# Copper Sunset



## HotPinkHeels (Apr 5, 2008)

Another 'sunset' style tutorial, this time I'm using rich coppers and deep oranges.  Items used:
*Mac paintpot in Bare Study
*Mac Magic Dust
*Mac Nylon
*Mac Coppering
*Mac Rule
*Mac Embark
*Too Faced foiled liner in Black Beauty
*Diorshow Blackout

Apply your base to the entire lid and brow area, using gentle dabbing motions







Take a fluffy brush and apply * Mac Magic Dust * to the inner lid and inner lower lashline.











Again with a fluffy brush apply * Mac Nylon * to the brow bone, blending into * Magic Dust *











Using a tapered brush apply * Mac Coppering * to your crease blending between the two other eyeshadows you have applied. As * Coppering * is quite pigmented start with a little, and build up to the right amount.











Then apply * Mac Rule * to the outer lid area, blending into * Coppering * and * Magic Dust *






So far, you should have something that looks like this:






Take a little more of your * Mac Rule * and apply to the lower outer lashline.











Using the same brush that you used for your crease, take a small dab of * Mac Embark * and apply to the very outer corner, blending into the crease.






Apply your * Too Faced Black Beauty liner * or any Black pencil liner that you have, to the inner lower waterline.
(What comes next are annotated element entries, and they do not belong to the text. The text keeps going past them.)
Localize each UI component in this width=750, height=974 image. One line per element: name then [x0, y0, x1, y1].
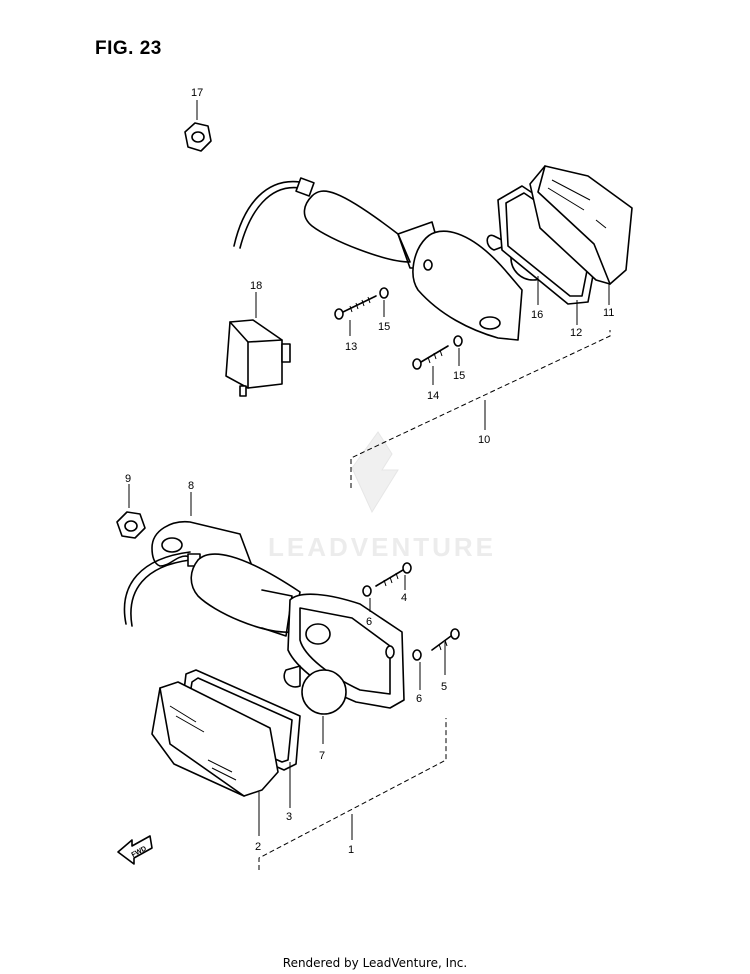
- front-turn-signal-drawing: [233, 165, 633, 341]
- callout-10: 10: [478, 434, 490, 446]
- leadventure-watermark-logo: LEADVENTURE: [268, 431, 496, 562]
- callout-15: 15: [378, 321, 390, 333]
- callout-16: 16: [531, 309, 543, 321]
- nut-icon: [116, 511, 146, 539]
- callout-15-b: 15: [453, 370, 465, 382]
- fwd-arrow-icon: FWD: [117, 835, 153, 865]
- callout-1: 1: [348, 844, 354, 856]
- callout-18: 18: [250, 280, 262, 292]
- relay-icon: [225, 319, 291, 397]
- callout-13: 13: [345, 341, 357, 353]
- callout-7: 7: [319, 750, 325, 762]
- footer-credit: Rendered by LeadVenture, Inc.: [282, 956, 468, 970]
- screw-icon: [412, 345, 449, 370]
- figure-title: FIG. 23: [95, 38, 162, 59]
- callout-2: 2: [255, 841, 261, 853]
- washer-icon: [453, 335, 463, 347]
- screw-icon: [334, 295, 377, 320]
- nut-icon: [184, 122, 212, 152]
- screw-icon: [431, 628, 460, 651]
- rear-turn-signal-drawing: [123, 521, 405, 797]
- watermark-text: LEADVENTURE: [268, 532, 496, 562]
- washer-icon: [379, 287, 389, 299]
- callout-6-b: 6: [416, 693, 422, 705]
- callout-17: 17: [191, 87, 203, 99]
- callout-9: 9: [125, 473, 131, 485]
- callout-3: 3: [286, 811, 292, 823]
- callout-11: 11: [603, 307, 614, 319]
- callout-6: 6: [366, 616, 372, 628]
- screw-icon: [375, 562, 412, 587]
- callout-5: 5: [441, 681, 447, 693]
- washer-icon: [412, 649, 422, 661]
- callout-12: 12: [570, 327, 582, 339]
- washer-icon: [362, 585, 372, 597]
- callout-4: 4: [401, 592, 407, 604]
- callout-8: 8: [188, 480, 194, 492]
- callout-14: 14: [427, 390, 439, 402]
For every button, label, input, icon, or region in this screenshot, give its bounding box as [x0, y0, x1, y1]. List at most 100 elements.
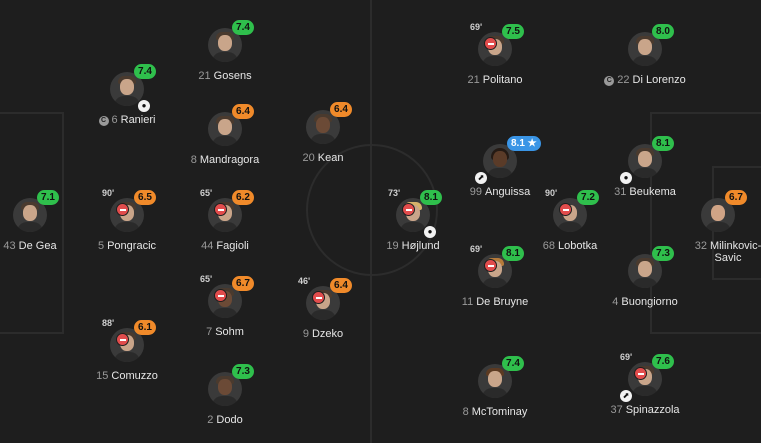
- ball-icon: ●: [138, 100, 150, 112]
- substitution-time: 65': [200, 188, 213, 198]
- rating-badge: 7.1: [37, 190, 59, 205]
- rating-badge: 6.2: [232, 190, 254, 205]
- player-photo: [628, 32, 662, 66]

Apply the same liner to the top lashline






Using a smudging tool (or cotton tip if you don't have a smudger) soften the liner on your top lashline.











Add mascara











And you're done!!


----------



## MACATTAK (Apr 5, 2008)

Another beautiful look!


----------



## chocolategoddes (Apr 6, 2008)

gorgeous...sexy...and all that jazz!
lips look great too!


----------



## iluvmac (Apr 6, 2008)

Beautiful!! Can you please tell us what you used on your cheeks and lips too?


----------



## HotPinkHeels (Apr 6, 2008)

On my cheeks I used-
Nars Orgasm

and on my lips-
Chanel Bengal hydrabase l/s
Stila Pina Colada l/g


----------



## browneyedbaby (Apr 6, 2008)

Very pretty look!


----------



## coachkitten (Apr 7, 2008)

Those colors look gorgeous on you!  I am so envious of your glowing skin!  Great job!


----------



## HotPinkHeels (Apr 13, 2008)

Quote:

   Originally Posted by *coachkitten* 

 
_Those colors look gorgeous on you!  I am so envious of your glowing skin!  Great job! 
	

	
	
		
		

		
		
	


	


_

 
Thankyou! Nars Orgasm is great for that glowy look


----------



## angelwings (Apr 14, 2008)

Gorgeous HPHs! 
	

	
	
		
		

		
		
	


	




What is the red nail polish you're wearing?


----------



## fingie (Apr 15, 2008)

Pretty!  I really like the lipcolor


----------



## _ohmygosh (Apr 15, 2008)

this is such a gorgeous look, i may use it to brighten up my winter outfits


----------



## n_c (Apr 15, 2008)

Very pretty n nicely done.


----------



## readyformycloseup (Apr 20, 2008)

this is pretty! I love the nail polish also, what shade is that?


----------



## HotPinkHeels (Apr 23, 2008)

Quote:

   Originally Posted by *readyformycloseup* 

 
_this is pretty! I love the nail polish also, what shade is that?_

 
OPI Wine not Party-isn't it gorgeous! I just love those deep reds in the cooler weather


----------



## BeautyPsycho (Apr 23, 2008)

It is a gorgeous nail polish!! Too bad it's hard to find and costs more than $25 on e-bay!!


----------



## sofabean (Apr 25, 2008)

this looks really great!


----------



## xminifee (May 2, 2008)

Very pretty. Thanks for the tut


----------